I have only been a patient at the University of Michigan Breast Care Clinic in Ann Arbor, Michigan for three weeks.  But it has been an incredible, intense three weeks.  The care I have received thus far has been unlike anything I’ve experienced.  Their comprehensive approach really calms you as a patient and lets you know the experts are handling it.

For example, I received a call from my Nurse Practitioner today on her day off from her home to tell me the results of my bone scan and CT Scan.  There were some question marks on the tests, so I have to have an MRI next week.  Their entire approach is, “Don’t worry, if it is something, we can handle it. We will postpone surgery and start chemotherapy. We have chemo that can target it.  And they always tell you about another patient who is doing well after dealing with the same thing two years or five years or 20 years later.”   They bring comfort, support and encouragement always in the name of healing.

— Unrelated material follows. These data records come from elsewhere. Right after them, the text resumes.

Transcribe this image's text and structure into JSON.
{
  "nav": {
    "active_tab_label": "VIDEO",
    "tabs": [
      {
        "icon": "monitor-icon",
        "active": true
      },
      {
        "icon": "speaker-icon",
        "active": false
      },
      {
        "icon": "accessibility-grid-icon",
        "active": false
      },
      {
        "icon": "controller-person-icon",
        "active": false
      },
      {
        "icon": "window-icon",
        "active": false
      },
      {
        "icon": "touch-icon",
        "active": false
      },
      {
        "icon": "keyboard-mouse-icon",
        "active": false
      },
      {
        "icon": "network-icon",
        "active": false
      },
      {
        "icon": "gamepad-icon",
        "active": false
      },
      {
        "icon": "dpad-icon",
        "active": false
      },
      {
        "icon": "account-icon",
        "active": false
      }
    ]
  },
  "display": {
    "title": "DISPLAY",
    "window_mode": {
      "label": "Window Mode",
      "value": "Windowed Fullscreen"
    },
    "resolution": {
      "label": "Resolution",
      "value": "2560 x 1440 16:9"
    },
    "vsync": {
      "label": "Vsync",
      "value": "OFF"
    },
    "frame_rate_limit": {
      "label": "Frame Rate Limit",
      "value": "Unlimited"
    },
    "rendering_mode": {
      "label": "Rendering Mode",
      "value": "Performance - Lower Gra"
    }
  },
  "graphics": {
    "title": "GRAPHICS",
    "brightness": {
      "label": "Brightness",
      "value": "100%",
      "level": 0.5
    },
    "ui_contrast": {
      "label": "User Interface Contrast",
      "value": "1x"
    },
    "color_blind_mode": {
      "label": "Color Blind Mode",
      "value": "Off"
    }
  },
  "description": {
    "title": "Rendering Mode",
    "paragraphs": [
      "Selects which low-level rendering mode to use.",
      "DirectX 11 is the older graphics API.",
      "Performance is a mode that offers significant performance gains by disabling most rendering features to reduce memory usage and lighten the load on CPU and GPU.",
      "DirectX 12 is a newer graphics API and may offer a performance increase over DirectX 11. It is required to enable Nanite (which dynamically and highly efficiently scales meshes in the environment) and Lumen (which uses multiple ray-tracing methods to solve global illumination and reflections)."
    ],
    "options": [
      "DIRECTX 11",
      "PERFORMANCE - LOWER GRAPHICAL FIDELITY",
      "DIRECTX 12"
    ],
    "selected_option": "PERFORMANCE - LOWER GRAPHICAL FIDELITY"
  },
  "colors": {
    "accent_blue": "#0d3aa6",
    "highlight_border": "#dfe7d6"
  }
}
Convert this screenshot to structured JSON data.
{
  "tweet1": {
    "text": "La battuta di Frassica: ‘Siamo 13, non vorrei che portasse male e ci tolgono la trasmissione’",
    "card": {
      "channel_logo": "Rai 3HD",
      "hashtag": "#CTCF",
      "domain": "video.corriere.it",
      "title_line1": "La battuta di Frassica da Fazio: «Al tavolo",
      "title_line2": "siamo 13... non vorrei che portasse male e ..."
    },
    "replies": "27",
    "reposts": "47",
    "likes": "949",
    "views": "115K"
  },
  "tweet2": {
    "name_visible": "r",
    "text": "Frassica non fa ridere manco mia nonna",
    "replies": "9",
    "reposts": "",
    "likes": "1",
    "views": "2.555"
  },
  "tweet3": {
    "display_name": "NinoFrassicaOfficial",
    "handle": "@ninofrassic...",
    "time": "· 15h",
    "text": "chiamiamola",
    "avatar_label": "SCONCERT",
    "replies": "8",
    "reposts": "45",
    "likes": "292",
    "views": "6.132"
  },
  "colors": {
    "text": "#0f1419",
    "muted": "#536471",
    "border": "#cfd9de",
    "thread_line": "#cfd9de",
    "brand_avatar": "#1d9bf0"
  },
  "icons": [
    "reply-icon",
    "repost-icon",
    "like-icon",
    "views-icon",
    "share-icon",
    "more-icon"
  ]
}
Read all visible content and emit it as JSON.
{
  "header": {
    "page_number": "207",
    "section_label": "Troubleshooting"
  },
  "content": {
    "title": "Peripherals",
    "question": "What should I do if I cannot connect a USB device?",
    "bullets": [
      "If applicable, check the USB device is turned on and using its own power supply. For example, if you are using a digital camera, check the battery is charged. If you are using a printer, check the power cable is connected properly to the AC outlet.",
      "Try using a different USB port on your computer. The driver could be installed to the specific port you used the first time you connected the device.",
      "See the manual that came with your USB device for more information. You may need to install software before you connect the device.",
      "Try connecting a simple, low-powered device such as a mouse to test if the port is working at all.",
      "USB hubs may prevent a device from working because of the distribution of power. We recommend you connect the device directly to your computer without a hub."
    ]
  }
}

When you go to the University of Michigan Hospital, I decided it is like the Walt Disney World of Medicine.  It is like living in Tomorrow Land.  Have you been to Disney?  If so, you know the amazing, organized way they move thousands of people through their intricate system. University of Michigan Hospital does it with their patients.  And like Disney, the employees always have a smile on their face and are willing to help you.  If you stand in a corridor for 30 seconds and look the least confused as to where you are, a minimum of three employees will stop and ask if they can help you.  That means something to a patient.

The biggest thing I have received is the support.  Don’t worry, we can target that specific area, we have drugs that will help that, just relax and enjoy your life.  Let us handle the rest.  And so I am.

Check out my new ONLINE STORE:   cropped-cropped-cropped-logofb.jpg

UPDATE:   I have no been a patient there for over 4 months through surgery and chemo.  My opinion has only gotten better of University Of Michigan Breast Care Clinic and Hospital.  It is an amazing place!   One Chemo Nurse told me their philosophy is they never give up on a patient.

FURTHER UPDATE:  It is close to a year since my treatment began at University of Michigan.  I cannot say enough good things about my treatment there.